Gas-Stopp für Ukraine soll im TV gezeigt werden

Das Szenario ist bereits minutiös geplant: Die Kameras des russischen Fernsehens werden live übertragen, wenn Russland seine Gaslieferungen an die Ukraine am Neujahrsmorgen stoppen sollte - es sei denn, die Urkaine stimmt einem letzten Ultimatum zu.

Moskau - Drei Monate Galgenfrist will der russische Präsident Wladimir Putin den Ukrainern noch einräumen, dann soll der neue Preis von 230 Dollar pro 1000 Kubikmeter Erdgas gelten.

Viel Zeit für die Entscheidung lässt Putin der ukrainischen Regierung nicht. Bis morgen früh muss die Zustimmung erfolgen, sonst werden die Gaslieferungen reduziert.

Um die Demütigung perfekt zu machen, soll der Lieferstopp vor aller Augen zelebriert werden. Im Fernsehen sollen die Russen mit eigenen Augen sehen, wie der Druck in der Hauptpipeline, durch die das Gas nach Westen schießt, Punkt neun Uhr abgesenkt wird.

Die Gasmenge würde dann genau um den Wert fallen, der gewöhnlich für die Ukraine reserviert ist.
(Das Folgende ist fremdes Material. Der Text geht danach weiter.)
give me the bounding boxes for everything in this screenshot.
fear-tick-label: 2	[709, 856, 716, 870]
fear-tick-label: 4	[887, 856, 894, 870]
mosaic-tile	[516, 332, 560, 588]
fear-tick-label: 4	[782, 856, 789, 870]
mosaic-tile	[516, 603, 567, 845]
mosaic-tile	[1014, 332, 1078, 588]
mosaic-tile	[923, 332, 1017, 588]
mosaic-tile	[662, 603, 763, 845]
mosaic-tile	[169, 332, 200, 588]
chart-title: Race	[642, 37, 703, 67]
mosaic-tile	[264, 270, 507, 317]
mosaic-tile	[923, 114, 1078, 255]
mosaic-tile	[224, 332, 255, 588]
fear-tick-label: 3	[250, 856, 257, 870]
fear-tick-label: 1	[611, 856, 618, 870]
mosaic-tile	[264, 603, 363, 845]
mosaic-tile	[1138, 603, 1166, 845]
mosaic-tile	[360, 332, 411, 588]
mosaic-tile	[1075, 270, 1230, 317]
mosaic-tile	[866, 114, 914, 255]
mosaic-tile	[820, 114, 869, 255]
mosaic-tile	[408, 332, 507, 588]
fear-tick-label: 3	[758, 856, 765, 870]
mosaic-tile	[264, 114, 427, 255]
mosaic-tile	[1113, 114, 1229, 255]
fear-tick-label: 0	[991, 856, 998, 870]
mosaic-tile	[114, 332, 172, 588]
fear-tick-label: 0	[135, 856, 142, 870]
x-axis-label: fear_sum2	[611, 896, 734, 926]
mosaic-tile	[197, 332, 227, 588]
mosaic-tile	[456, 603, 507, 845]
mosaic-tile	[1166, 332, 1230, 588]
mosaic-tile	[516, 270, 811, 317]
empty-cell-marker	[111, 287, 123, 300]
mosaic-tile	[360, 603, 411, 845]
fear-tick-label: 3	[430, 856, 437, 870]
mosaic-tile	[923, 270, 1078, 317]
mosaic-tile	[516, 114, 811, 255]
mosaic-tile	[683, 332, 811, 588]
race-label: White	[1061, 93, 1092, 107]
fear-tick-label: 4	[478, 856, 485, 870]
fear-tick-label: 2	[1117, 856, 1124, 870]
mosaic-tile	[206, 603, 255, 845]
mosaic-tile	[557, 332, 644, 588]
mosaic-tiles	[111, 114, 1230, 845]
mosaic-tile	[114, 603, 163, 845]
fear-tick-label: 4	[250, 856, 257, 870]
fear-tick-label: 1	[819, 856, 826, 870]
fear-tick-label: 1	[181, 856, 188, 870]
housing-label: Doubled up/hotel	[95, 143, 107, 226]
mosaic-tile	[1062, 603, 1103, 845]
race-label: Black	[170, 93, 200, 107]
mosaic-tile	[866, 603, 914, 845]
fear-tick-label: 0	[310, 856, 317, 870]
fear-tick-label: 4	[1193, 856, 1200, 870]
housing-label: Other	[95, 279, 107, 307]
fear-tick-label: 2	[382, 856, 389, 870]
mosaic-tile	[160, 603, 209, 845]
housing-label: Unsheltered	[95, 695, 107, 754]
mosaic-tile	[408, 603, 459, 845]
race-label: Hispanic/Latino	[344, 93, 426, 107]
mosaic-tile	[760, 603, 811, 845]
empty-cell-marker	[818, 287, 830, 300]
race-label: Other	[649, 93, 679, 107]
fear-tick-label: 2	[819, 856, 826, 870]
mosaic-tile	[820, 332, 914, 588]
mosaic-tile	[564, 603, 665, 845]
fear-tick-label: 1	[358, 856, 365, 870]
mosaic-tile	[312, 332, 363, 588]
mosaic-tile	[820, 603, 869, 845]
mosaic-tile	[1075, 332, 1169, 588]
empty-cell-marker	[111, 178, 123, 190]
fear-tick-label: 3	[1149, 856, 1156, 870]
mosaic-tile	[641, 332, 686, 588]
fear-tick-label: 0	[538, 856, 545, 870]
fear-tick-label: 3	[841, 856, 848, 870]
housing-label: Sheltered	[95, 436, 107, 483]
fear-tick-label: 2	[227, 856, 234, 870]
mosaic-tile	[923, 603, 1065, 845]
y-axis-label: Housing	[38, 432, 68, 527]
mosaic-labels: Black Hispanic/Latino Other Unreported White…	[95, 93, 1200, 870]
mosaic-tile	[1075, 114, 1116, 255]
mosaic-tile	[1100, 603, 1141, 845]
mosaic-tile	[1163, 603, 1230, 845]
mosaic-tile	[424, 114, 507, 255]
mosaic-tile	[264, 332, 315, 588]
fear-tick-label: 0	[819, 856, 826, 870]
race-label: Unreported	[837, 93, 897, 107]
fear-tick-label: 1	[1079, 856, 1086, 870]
Dieser wird normalerweise über Pipeline-Verästelungen in das Land weitergeleitet. Durch die Hauptpipeline aber erhalten auch Deutschland und zahlreiche europäische Staaten ihr Gas.

Theoretisch könnte die Ukraine dieses Gas abzweigen, Kiew hat dies aber bereits ausgeschlossen. Und Russlands Monopolist formuliert gnädig: "Gasprom garantiert seinen europäischen Kunden, dass sie im kommenden Jahr nicht frieren müssen."

Wenige Stunden vor Ablauf des russischen Gas-Ultimatums hat der ukrainische Staatspräsident Viktor Juschtschenko noch einmal seine Bereitschaft zu weiteren Verhandlungen bekundet. Die Ukraine sei bereit, über eine Preisbildung für russisches Gas nach europäischer Formel zu sprechen, sagte Juschtschenko heute auf einer Krisensitzung der ukrainischen Regierung in Kiew. Nähere Angaben machte Juschtschenko nicht, wie die Agentur Itar-Tass meldete. In Moskau war keine Verhandlungsbereitschaft zu erkennen.

Juschtschenko hatte am Vortag die russische Seite gebeten, keine Entscheidung vor dem 10. Januar zu treffen. Der vom Kreml kontrollierte Gasförderer Gasprom hatte den Vorschlag abgelehnt. Gasprom fordert, dass die Ukraine künftig den Preis bezahlt, der am Weltmarkt üblich ist. Das wäre fast das Fünffache dessen, was die Ukraine derzeit bezahlt.